Он писал стихи о своей милой, родной Шотландии, о таких простых вещах, как вереск, унылый голос волынки, щебет птиц, дым из труб таверн и харчевен… «Дисциплина и разум, сэр», – говорил он себе утром и вечером. Днем он забывал об этом, – слишком пестра и суетлива была жизнь в райском уголке, в трех километрах от границы Италии, куда неудержимо влекло Луи: подумать только – почти рядом Генуя, Милан, Флоренция… О, объехать вокруг света, и непременно на корабле, меняя его на вагон железной дороги только в тех случаях, когда это предписывали «устройство земного шара»! Везде побывать, всё поддать и чтобы всюду с тобой что-нибудь случалось – до кораблекрушения включительно. Луи и в двадцать два года был убежден, что только на море, на корабле возможны тайны и приключения, а если это не так, то их необходимо выдумать. Хватит, довольно суши, проспектов, загадочных домов! Короли, королевы, сыщики, убийцы, химики, чревовещатели, кудесники, фокусники, беглецы из тюрем, богачи Монте-Кристо и благородные бедняки – всей этой веселой публикой с преизбытком наполнены толстые книги мировой литературы.
Да здравствуют море и корабль!
Чувствовал ли Луи себя писателем? Сознавал ли он свои способности, видел ли будущее свое? Да, видел, но только в те дни и часы, когда болезнь укладывала его в постель, – только тогда с особенной, стереоскопической ясностью был виден ему лазурный берег его легкомысленных мечтаний, – легкомысленных потому, что он пальцем о палец не ударил для того, чтобы потрудиться во имя будущего.

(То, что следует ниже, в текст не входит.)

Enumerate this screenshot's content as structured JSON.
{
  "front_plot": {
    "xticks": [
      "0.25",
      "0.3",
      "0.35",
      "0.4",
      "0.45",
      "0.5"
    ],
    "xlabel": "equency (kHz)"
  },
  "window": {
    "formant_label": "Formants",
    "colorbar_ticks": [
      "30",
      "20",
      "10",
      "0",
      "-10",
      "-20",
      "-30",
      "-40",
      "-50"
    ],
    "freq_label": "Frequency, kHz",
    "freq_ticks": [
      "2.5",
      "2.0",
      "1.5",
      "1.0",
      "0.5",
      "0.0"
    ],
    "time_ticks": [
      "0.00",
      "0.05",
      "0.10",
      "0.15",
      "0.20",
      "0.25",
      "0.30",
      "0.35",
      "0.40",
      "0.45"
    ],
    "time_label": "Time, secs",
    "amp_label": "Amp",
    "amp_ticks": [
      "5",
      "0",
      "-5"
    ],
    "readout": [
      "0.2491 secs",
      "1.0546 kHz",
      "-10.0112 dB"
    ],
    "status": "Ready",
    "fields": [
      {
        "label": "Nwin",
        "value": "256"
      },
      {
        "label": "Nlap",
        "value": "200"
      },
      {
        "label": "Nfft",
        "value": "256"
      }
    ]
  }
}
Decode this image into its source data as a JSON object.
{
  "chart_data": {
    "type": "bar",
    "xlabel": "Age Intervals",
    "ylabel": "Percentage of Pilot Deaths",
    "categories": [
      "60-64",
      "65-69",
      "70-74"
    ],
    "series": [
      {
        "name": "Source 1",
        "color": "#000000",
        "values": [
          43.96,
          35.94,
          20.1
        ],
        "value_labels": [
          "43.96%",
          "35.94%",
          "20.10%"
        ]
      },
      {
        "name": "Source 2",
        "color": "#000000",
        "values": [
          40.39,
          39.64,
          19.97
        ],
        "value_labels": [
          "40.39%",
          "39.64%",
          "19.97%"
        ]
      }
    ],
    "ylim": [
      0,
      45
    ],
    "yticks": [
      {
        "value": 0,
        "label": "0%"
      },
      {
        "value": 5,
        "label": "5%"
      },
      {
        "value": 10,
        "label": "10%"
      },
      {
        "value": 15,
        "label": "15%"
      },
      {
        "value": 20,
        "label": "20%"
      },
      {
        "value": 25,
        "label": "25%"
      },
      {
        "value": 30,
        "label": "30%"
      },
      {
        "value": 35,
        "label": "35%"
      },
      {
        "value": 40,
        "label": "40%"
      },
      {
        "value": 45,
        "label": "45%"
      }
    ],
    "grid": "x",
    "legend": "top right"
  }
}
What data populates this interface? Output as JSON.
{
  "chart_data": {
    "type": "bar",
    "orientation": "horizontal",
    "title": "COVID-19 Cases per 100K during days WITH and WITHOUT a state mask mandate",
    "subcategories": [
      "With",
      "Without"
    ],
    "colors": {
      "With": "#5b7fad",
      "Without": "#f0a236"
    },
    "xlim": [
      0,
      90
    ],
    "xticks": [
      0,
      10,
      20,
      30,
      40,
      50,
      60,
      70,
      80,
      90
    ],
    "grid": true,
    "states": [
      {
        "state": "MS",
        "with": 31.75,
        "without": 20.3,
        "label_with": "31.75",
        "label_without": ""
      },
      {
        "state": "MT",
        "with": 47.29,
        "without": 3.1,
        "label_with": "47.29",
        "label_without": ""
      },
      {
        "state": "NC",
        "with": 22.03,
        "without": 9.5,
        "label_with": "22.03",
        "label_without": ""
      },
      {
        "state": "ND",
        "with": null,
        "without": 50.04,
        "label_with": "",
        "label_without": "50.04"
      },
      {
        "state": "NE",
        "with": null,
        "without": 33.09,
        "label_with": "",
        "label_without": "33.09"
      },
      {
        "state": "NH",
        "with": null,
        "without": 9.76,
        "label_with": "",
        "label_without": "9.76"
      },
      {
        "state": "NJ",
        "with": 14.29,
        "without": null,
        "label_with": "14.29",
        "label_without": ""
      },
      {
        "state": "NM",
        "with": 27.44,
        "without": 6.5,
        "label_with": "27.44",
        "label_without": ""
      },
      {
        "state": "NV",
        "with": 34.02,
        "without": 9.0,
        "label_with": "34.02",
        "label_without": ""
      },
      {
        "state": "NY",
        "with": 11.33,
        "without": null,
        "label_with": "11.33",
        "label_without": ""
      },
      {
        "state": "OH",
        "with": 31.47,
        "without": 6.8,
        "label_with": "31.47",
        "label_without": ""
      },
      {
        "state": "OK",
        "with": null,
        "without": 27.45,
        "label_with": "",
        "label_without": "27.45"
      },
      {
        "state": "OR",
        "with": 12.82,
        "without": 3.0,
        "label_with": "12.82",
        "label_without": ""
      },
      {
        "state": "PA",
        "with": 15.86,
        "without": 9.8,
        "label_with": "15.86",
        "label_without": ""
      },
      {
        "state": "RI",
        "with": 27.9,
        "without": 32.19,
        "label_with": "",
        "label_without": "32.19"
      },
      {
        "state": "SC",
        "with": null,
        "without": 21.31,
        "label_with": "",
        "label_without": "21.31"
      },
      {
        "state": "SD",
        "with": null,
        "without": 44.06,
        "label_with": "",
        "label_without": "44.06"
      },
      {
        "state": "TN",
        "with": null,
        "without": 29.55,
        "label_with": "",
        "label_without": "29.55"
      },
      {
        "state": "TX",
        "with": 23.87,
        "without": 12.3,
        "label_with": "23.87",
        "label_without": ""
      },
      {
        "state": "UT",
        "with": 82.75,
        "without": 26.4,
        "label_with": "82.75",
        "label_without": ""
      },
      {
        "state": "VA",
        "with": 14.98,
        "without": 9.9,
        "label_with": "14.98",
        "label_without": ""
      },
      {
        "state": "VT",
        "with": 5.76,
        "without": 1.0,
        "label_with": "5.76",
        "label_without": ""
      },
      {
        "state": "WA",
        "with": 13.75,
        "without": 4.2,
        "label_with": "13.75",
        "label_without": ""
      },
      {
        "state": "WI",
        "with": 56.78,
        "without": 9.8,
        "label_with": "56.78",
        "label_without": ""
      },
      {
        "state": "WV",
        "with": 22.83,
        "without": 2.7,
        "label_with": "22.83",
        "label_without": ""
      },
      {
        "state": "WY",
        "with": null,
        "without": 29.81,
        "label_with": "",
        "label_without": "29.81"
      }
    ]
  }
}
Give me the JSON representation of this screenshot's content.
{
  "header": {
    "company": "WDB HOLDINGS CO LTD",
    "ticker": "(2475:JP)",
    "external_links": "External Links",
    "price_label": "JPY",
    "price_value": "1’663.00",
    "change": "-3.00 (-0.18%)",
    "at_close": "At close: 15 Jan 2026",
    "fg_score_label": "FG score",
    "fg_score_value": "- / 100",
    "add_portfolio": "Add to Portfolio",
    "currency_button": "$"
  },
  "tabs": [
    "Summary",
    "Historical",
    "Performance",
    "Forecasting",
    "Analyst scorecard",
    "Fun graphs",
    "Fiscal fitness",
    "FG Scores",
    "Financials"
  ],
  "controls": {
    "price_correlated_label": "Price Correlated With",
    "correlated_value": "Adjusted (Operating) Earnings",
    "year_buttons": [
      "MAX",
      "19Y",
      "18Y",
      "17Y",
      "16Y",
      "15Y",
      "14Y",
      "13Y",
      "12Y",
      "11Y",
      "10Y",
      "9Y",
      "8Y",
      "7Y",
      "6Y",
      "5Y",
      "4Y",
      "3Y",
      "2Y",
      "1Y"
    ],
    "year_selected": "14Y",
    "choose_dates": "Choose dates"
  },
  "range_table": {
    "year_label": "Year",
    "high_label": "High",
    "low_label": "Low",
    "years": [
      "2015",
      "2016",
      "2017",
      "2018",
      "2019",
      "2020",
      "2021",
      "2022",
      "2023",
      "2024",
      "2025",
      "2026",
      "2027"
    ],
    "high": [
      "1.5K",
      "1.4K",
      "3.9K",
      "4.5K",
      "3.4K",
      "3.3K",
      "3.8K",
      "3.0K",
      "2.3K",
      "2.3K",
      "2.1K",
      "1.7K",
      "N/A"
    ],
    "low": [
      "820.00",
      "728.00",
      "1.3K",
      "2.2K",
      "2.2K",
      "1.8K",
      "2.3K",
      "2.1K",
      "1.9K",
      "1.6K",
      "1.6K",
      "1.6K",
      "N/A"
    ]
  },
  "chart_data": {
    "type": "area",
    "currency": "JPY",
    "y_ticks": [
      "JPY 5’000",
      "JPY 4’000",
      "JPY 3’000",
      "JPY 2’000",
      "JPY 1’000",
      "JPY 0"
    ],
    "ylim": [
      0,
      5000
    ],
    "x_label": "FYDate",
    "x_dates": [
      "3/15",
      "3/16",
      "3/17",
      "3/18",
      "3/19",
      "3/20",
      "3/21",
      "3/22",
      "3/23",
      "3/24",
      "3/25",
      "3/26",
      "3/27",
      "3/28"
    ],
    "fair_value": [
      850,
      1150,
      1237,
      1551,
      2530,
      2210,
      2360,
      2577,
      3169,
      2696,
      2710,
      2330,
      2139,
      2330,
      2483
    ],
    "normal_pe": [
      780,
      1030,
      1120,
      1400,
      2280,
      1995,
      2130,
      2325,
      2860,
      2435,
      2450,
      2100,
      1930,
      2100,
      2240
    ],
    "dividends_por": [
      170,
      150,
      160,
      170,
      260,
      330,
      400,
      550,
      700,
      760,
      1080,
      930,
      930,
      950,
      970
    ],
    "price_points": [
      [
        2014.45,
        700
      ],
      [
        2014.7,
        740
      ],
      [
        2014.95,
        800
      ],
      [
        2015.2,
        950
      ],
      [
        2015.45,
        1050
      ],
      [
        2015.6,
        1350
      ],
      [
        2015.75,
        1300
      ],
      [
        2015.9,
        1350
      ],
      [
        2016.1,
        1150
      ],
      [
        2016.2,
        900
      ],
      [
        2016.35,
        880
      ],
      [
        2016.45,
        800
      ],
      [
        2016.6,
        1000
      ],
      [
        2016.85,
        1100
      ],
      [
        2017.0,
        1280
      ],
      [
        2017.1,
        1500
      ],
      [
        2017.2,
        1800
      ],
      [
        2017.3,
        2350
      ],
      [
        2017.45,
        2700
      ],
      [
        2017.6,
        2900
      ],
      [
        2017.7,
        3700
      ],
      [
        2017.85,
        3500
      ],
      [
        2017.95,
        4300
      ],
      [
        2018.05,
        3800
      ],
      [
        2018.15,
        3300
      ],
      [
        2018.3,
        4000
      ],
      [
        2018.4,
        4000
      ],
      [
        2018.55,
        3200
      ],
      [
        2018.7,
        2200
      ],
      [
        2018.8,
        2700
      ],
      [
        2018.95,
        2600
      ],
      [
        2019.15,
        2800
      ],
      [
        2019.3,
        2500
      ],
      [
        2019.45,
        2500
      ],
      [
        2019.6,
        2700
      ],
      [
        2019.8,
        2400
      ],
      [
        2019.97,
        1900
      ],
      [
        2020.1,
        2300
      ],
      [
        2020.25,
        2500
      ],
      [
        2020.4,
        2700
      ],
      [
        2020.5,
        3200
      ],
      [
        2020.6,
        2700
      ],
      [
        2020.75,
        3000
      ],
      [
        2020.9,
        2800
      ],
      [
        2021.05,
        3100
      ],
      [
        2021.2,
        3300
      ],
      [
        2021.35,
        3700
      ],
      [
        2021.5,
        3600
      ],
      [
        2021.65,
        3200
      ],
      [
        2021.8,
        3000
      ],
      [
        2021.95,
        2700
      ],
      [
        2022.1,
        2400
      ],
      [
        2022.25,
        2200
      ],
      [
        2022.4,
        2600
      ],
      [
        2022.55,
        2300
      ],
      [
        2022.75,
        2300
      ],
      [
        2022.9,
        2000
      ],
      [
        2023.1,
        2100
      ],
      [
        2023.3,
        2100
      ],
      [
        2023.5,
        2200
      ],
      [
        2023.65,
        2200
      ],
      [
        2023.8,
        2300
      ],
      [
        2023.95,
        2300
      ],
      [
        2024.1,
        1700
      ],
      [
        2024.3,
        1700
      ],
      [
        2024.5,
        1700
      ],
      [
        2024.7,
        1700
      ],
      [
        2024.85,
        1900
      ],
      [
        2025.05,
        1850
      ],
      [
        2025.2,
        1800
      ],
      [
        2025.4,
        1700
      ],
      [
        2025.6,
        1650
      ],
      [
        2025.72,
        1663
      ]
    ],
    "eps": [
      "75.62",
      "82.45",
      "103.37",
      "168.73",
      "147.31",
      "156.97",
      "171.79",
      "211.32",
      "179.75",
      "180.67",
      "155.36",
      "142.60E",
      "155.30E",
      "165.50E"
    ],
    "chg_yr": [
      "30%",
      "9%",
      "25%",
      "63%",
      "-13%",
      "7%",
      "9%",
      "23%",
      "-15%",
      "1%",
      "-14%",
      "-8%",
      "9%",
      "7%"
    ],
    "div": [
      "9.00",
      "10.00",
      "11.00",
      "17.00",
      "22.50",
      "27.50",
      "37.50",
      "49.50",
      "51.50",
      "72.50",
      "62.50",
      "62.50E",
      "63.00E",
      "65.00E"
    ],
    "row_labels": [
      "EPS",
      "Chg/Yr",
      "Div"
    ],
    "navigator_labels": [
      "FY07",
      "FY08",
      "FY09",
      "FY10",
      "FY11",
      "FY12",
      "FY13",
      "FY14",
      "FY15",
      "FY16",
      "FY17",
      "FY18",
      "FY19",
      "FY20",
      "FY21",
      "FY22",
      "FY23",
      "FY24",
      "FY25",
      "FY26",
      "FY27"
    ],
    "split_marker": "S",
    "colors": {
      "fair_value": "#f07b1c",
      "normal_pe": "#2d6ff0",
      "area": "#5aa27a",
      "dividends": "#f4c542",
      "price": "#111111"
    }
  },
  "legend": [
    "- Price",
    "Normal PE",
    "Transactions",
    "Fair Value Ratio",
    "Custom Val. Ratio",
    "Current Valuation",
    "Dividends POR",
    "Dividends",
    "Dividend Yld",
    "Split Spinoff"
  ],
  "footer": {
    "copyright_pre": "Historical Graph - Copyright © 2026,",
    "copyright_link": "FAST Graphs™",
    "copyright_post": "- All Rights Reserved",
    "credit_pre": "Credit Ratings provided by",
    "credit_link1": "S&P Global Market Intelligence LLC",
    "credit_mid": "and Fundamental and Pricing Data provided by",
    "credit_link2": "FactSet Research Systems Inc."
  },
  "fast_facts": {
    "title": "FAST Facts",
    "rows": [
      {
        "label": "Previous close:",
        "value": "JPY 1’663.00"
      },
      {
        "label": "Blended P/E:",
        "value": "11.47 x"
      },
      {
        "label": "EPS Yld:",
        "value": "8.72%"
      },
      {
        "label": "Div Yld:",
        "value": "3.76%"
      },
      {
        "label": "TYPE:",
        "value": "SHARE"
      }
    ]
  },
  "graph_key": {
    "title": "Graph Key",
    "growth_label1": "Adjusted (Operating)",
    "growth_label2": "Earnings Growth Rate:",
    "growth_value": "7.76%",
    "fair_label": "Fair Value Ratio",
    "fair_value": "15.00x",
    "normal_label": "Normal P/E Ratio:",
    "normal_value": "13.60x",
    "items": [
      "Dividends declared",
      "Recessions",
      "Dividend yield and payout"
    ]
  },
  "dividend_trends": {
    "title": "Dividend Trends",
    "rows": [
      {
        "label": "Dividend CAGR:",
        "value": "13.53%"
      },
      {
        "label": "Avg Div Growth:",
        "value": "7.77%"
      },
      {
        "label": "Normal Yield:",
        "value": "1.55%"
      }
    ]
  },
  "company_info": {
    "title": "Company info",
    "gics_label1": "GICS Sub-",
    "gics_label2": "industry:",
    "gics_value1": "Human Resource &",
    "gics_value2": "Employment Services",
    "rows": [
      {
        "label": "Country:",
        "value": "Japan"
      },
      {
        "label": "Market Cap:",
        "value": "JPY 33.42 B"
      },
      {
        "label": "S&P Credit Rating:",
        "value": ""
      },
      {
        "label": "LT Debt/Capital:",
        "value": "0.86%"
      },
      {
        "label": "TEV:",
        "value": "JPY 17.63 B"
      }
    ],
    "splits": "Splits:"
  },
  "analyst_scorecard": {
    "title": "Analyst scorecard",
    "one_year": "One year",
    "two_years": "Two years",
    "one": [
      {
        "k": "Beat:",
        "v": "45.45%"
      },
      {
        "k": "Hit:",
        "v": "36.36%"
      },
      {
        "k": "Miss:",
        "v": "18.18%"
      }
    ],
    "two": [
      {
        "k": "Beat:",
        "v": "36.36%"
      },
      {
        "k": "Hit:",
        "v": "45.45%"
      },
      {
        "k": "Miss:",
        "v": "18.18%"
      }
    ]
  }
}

Дни шли, приходили, уходили, ежегодно отмечался день рождения, друзья и приятели желали здоровья, счастья, долгих лет, хорошей жизни. Здоровье? Его маловато. Счастье? А что это такое? Хорошая, обеспеченная жизнь? Но разве в этом счастье! Кроме того, хорошая, обеспеченная материально жизнь – вещь условная. Позвольте, в таком случае и счастье тоже условно? Конечно. А что, если здоровье и есть безусловное, одинаковое для всех счастье?
Луи сумел заставить себя работать ежедневно. Он уже скучал по дому. Как ни хорошо в Ментоне, но в Эдинбурге лучше. Сто лет назад в Эдинбурге было совсем хорошо. А кто сказал, что это действительно так? «Так я думаю, я убежден в этом, – говорил себе Луи. – В старину и легче жилось и люди были добрее».